For optimal results, refer to the table below for storage guidelines based on preparation method. This ensures your Butterscotch Creme Brulee stays fresh and flavorful.

Preparation Method Storage Location Maximum Time Key Tips
Refrigerated (after baking) Refrigerator Up to 3 days Keep covered to avoid absorbing odors; serve within 24 hours for best texture
Frozen (unbaked custard) Freezer Up to 1 month Thaw slowly in fridge; bake immediately after thawing to preserve creaminess

Conclusion

We’ve loved sharing this Butterscotch Creme Brulee recipe with you, as it’s a simple way to elevate your home baking. It’s our go-to for creating memorable moments with its rich flavors and satisfying crunch.

Remember, mastering this dessert lets us bring a bit of gourmet flair to everyday life, so don’t hesitate to make it your own and impress your guests.

Frequently Asked Questions

What is Butterscotch Creme Brulee?

Butterscotch Creme Brulee is a luxurious twist on the classic French dessert, featuring a smooth, creamy custard infused with rich butterscotch flavors and a crunchy caramelized sugar top. It’s perfect for special occasions or relaxed evenings, offering a balance of velvety texture and toffee-like notes that make it an irresistible treat.

What ingredients are needed for Butterscotch Creme Brulee?

You’ll need butter, brown sugar, heavy cream, egg yolks, vanilla extract, and a bit of salt for the custard base, plus granulated sugar for the topping. This simple list creates a restaurant-quality dessert with minimal ingredients, focusing on high-quality items for the best flavor.

What tools are required to make Butterscotch Creme Brulee?

Essential tools include oven-safe ramekins, a heavy-bottom saucepan, a sturdy whisk, measuring cups and spoons, a baking dish for a water bath, and a kitchen torch for caramelizing the sugar. These items ensure even cooking and a perfect crunchy top, making preparation straightforward.

How do I prepare Butterscotch Creme Brulee step by step?

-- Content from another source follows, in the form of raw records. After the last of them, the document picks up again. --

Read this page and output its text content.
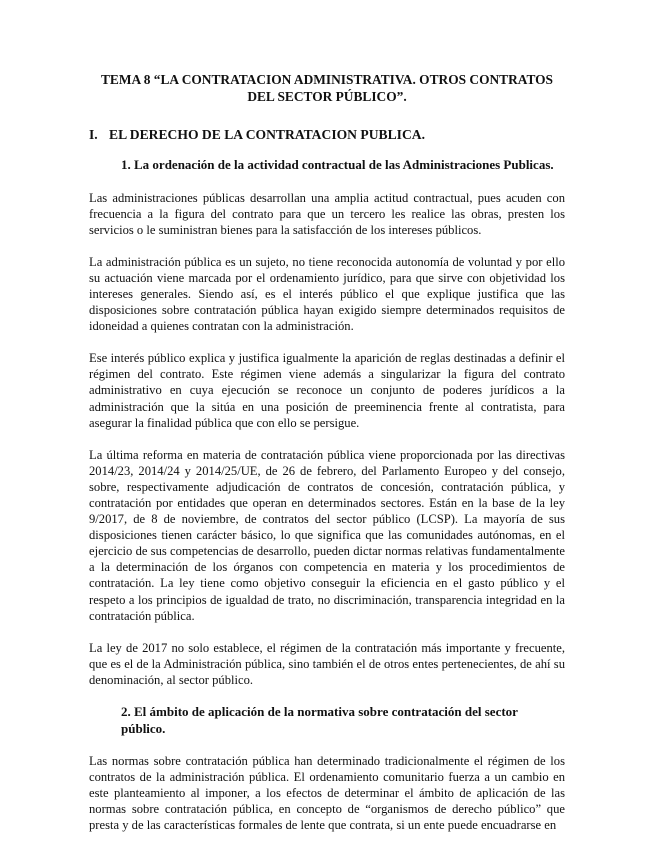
TEMA 8 “LA CONTRATACION ADMINISTRATIVA. OTROS CONTRATOS DEL SECTOR PÚBLICO”.
I. EL DERECHO DE LA CONTRATACION PUBLICA.
1. La ordenación de la actividad contractual de las Administraciones Publicas.

Las administraciones públicas desarrollan una amplia actitud contractual, pues acuden con frecuencia a la figura del contrato para que un tercero les realice las obras, presten los servicios o le suministran bienes para la satisfacción de los intereses públicos.

La administración pública es un sujeto, no tiene reconocida autonomía de voluntad y por ello su actuación viene marcada por el ordenamiento jurídico, para que sirve con objetividad los intereses generales. Siendo así, es el interés público el que explique justifica que las disposiciones sobre contratación pública hayan exigido siempre determinados requisitos de idoneidad a quienes contratan con la administración.

Ese interés público explica y justifica igualmente la aparición de reglas destinadas a definir el régimen del contrato. Este régimen viene además a singularizar la figura del contrato administrativo en cuya ejecución se reconoce un conjunto de poderes jurídicos a la administración que la sitúa en una posición de preeminencia frente al contratista, para asegurar la finalidad pública que con ello se persigue.

La última reforma en materia de contratación pública viene proporcionada por las directivas 2014/23, 2014/24 y 2014/25/UE, de 26 de febrero, del Parlamento Europeo y del consejo, sobre, respectivamente adjudicación de contratos de concesión, contratación pública, y contratación por entidades que operan en determinados sectores. Están en la base de la ley 9/2017, de 8 de noviembre, de contratos del sector público (LCSP). La mayoría de sus disposiciones tienen carácter básico, lo que significa que las comunidades autónomas, en el ejercicio de sus competencias de desarrollo, pueden dictar normas relativas fundamentalmente a la determinación de los órganos con competencia en materia y los procedimientos de contratación. La ley tiene como objetivo conseguir la eficiencia en el gasto público y el respeto a los principios de igualdad de trato, no discriminación, transparencia integridad en la contratación pública.

La ley de 2017 no solo establece, el régimen de la contratación más importante y frecuente, que es el de la Administración pública, sino también el de otros entes pertenecientes, de ahí su denominación, al sector público.

2. El ámbito de aplicación de la normativa sobre contratación del sector público.

Las normas sobre contratación pública han determinado tradicionalmente el régimen de los contratos de la administración pública. El ordenamiento comunitario fuerza a un cambio en este planteamiento al imponer, a los efectos de determinar el ámbito de aplicación de las normas sobre contratación pública, en concepto de “organismos de derecho público” que presta y de las características formales de lente que contrata, si un ente puede encuadrarse en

Start by melting butter and brown sugar, then mix in heavy cream and whisked egg yolks to form the custard. Bake in a water bath until set, cool, and chill in the fridge. Just before serving, sprinkle sugar on top and caramelize with a torch for that signature crackle.

How long should I bake and chill Butterscotch Creme Brulee?

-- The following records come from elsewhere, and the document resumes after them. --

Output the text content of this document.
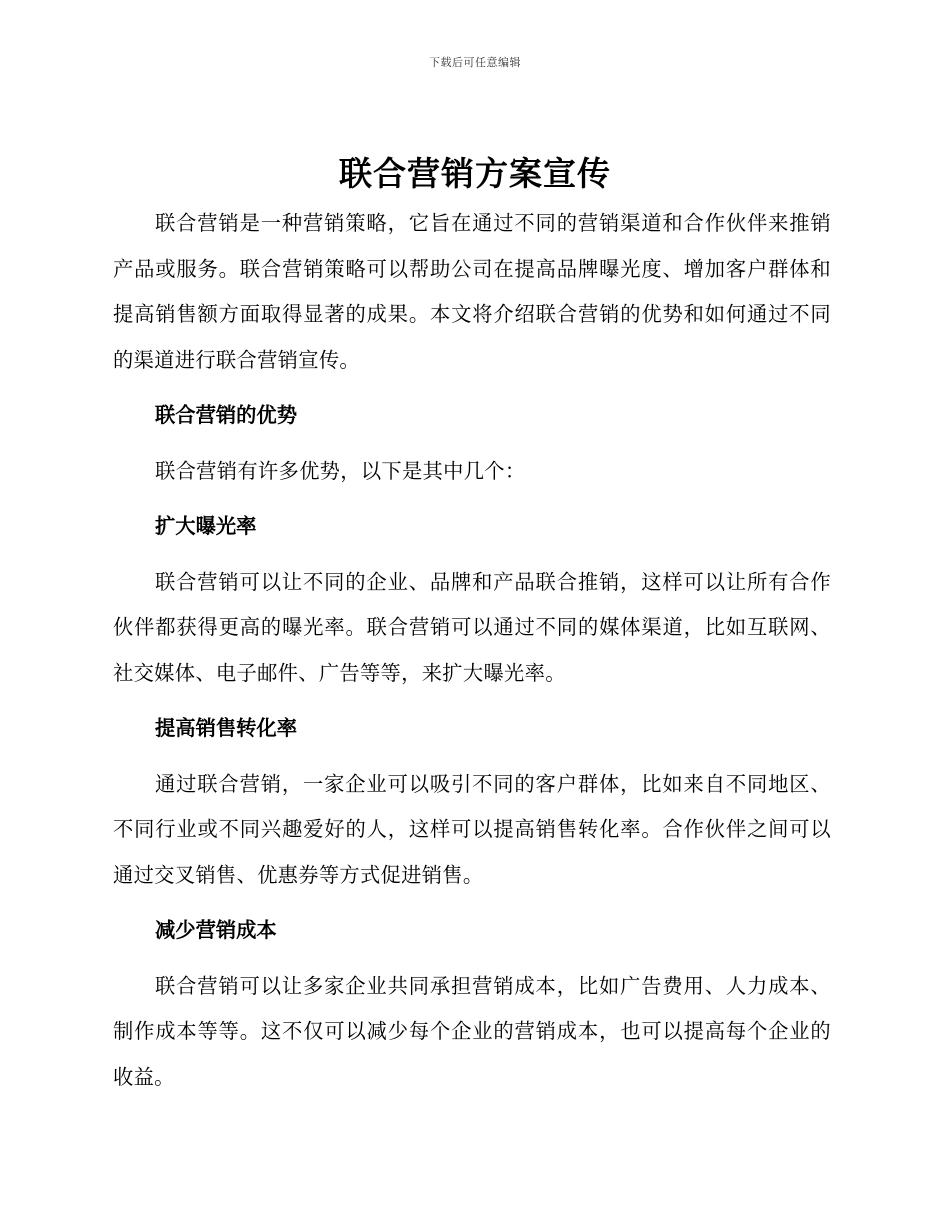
下载后可任意编辑
联合营销方案宣传

联合营销是一种营销策略，它旨在通过不同的营销渠道和合作伙伴来推销产品或服务。联合营销策略可以帮助公司在提高品牌曝光度、增加客户群体和提高销售额方面取得显著的成果。本文将介绍联合营销的优势和如何通过不同的渠道进行联合营销宣传。

联合营销的优势

联合营销有许多优势，以下是其中几个：

扩大曝光率

联合营销可以让不同的企业、品牌和产品联合推销，这样可以让所有合作伙伴都获得更高的曝光率。联合营销可以通过不同的媒体渠道，比如互联网、社交媒体、电子邮件、广告等等，来扩大曝光率。

提高销售转化率

通过联合营销，一家企业可以吸引不同的客户群体，比如来自不同地区、不同行业或不同兴趣爱好的人，这样可以提高销售转化率。合作伙伴之间可以通过交叉销售、优惠券等方式促进销售。

减少营销成本

联合营销可以让多家企业共同承担营销成本，比如广告费用、人力成本、制作成本等等。这不仅可以减少每个企业的营销成本，也可以提高每个企业的收益。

Baking time varies by ramekin size: 30-40 minutes for small ones, 40-50 for larger. Chill for at least 2 hours, ideally overnight, to achieve the perfect creamy texture. Refer to a size-based table for precise times to ensure even results.

Can I make Butterscotch Creme Brulee ahead of time?

Yes, prepare the custard up to 3 days in advance and store it covered in the fridge, or freeze for up to a month. Avoid caramelizing the sugar until serving to keep the crust fresh and crunchy, making it ideal for parties or busy schedules.

How do I store Butterscotch Creme Brulee?

Store cooled custard in the fridge for up to 3 days in an airtight container, or freeze for up to a month and thaw overnight. For the best texture, don’t caramelize until ready to serve. Follow storage guidelines based on preparation method to maintain flavor and freshness.